The difference is more important at night. In Cary, it’s supposed to get down to the low 60s, which to me is turn-off-the-HVAC-and-open-the-windows sleeping weather. In Franklin lows in the 40s are forecast. That affects which tent I take: The half-dome has significantly more mesh and ventilation, perfect for 60-degree nights but a little cool if the temperature drops into the 40s. The Arete ASL, on the other hand, is a tighter tent made for colder weather, but with vents to catch a breeze (and let out built-up body heat) should the temperature creep into the 50s. Cold-blooded me will go with the Arete ASL. The cooler nights also mean I should pack a light fleece pullover, maybe a wool hat and gloves or at least liners for when the sun goes down, especially if I want to sit outside and read by headlamp.
It’s warm enough in both places that my choice of cook stove isn’t an issue.
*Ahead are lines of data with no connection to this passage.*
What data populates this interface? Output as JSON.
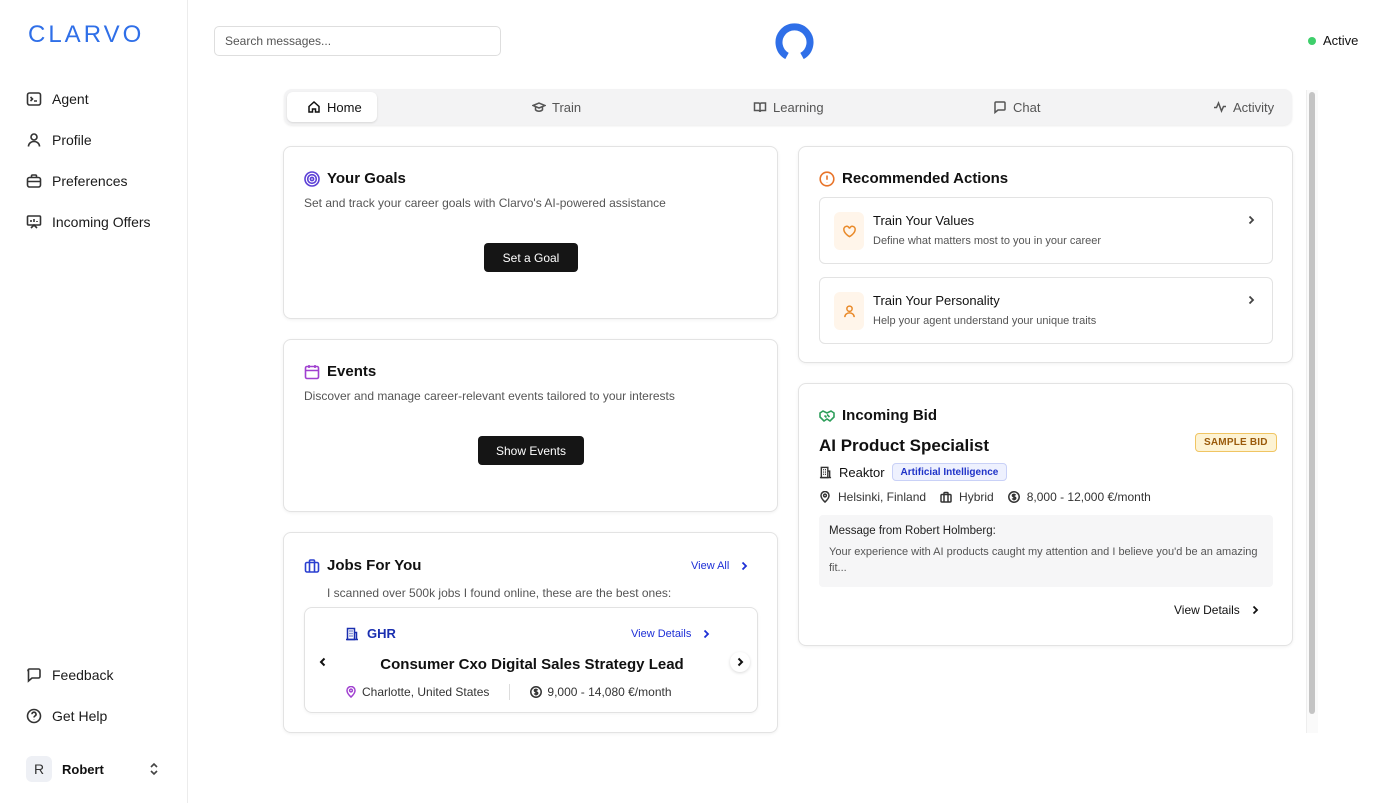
{
  "app": {
    "logo_text": "CLARVO"
  },
  "sidebar": {
    "items": [
      {
        "label": "Agent",
        "icon": "terminal-icon"
      },
      {
        "label": "Profile",
        "icon": "user-icon"
      },
      {
        "label": "Preferences",
        "icon": "briefcase-icon"
      },
      {
        "label": "Incoming Offers",
        "icon": "presentation-icon"
      }
    ],
    "bottom_items": [
      {
        "label": "Feedback",
        "icon": "message-icon"
      },
      {
        "label": "Get Help",
        "icon": "help-icon"
      }
    ],
    "user": {
      "initial": "R",
      "name": "Robert"
    }
  },
  "header": {
    "search_placeholder": "Search messages...",
    "status_label": "Active",
    "status_color": "#3ecf6b",
    "brand_color": "#2f6fe8"
  },
  "tabs": [
    {
      "label": "Home",
      "icon": "home-icon",
      "active": true
    },
    {
      "label": "Train",
      "icon": "graduation-cap-icon",
      "active": false
    },
    {
      "label": "Learning",
      "icon": "book-open-icon",
      "active": false
    },
    {
      "label": "Chat",
      "icon": "chat-icon",
      "active": false
    },
    {
      "label": "Activity",
      "icon": "activity-icon",
      "active": false
    }
  ],
  "goals": {
    "title": "Your Goals",
    "description": "Set and track your career goals with Clarvo's AI-powered assistance",
    "button": "Set a Goal",
    "icon_color": "#5b3fd6"
  },
  "events": {
    "title": "Events",
    "description": "Discover and manage career-relevant events tailored to your interests",
    "button": "Show Events",
    "icon_color": "#a040d0"
  },
  "jobs": {
    "title": "Jobs For You",
    "view_all": "View All",
    "subtitle": "I scanned over 500k jobs I found online, these are the best ones:",
    "job": {
      "company": "GHR",
      "view_details": "View Details",
      "title": "Consumer Cxo Digital Sales Strategy Lead",
      "location": "Charlotte, United States",
      "salary": "9,000 - 14,080 €/month"
    },
    "icon_color": "#2a3fd0"
  },
  "recommended": {
    "title": "Recommended Actions",
    "icon_color": "#e8742a",
    "items": [
      {
        "title": "Train Your Values",
        "description": "Define what matters most to you in your career",
        "icon": "heart-icon"
      },
      {
        "title": "Train Your Personality",
        "description": "Help your agent understand your unique traits",
        "icon": "person-icon"
      }
    ]
  },
  "bid": {
    "title": "Incoming Bid",
    "icon_color": "#2e9e5b",
    "role": "AI Product Specialist",
    "badge": "SAMPLE BID",
    "company": "Reaktor",
    "industry": "Artificial Intelligence",
    "location": "Helsinki, Finland",
    "work_mode": "Hybrid",
    "salary": "8,000 - 12,000 €/month",
    "message_from": "Message from Robert Holmberg:",
    "message": "Your experience with AI products caught my attention and I believe you'd be an amazing fit...",
    "view_details": "View Details"
  }
}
I love the convenience of my gas stove, but cannister-gas stoves aren’t as reliable as liquid fuel stoves when the temperature drops below freezing.
Clear skies are predicted in Cary during my trip; on the last day it looks like rain near Franklin. Better pack the rain suit and my backpack cover, and make sure my sleeping bag and pad are wrapped in water-tight trash bags. And the Gore-Tex cap I just got is probably a better option than the cloth baseball cap I usually wear.
I thought I was done with my weather check when my wife asked something I hadn’t considered before: What’s the difference in sunset between here and Franklin? Well both places are in the Eastern Time Zone, I stupidly thought before realizing that Mother Nature and Ol’ Sol aren’t strict abiders to geopolitical designations. I checked and was surprised by the difference: The sun sets in Cary at 7:40 p.m.; official sunset in Franklin is 7:58 p.m. It’s a significant difference mainly because with a 6-hour drive ahead of me I’m expecting to reach camp late. Another 18 minutes means I won’t be as pressed for time.
And I can have another cup of coffee before I hit the road.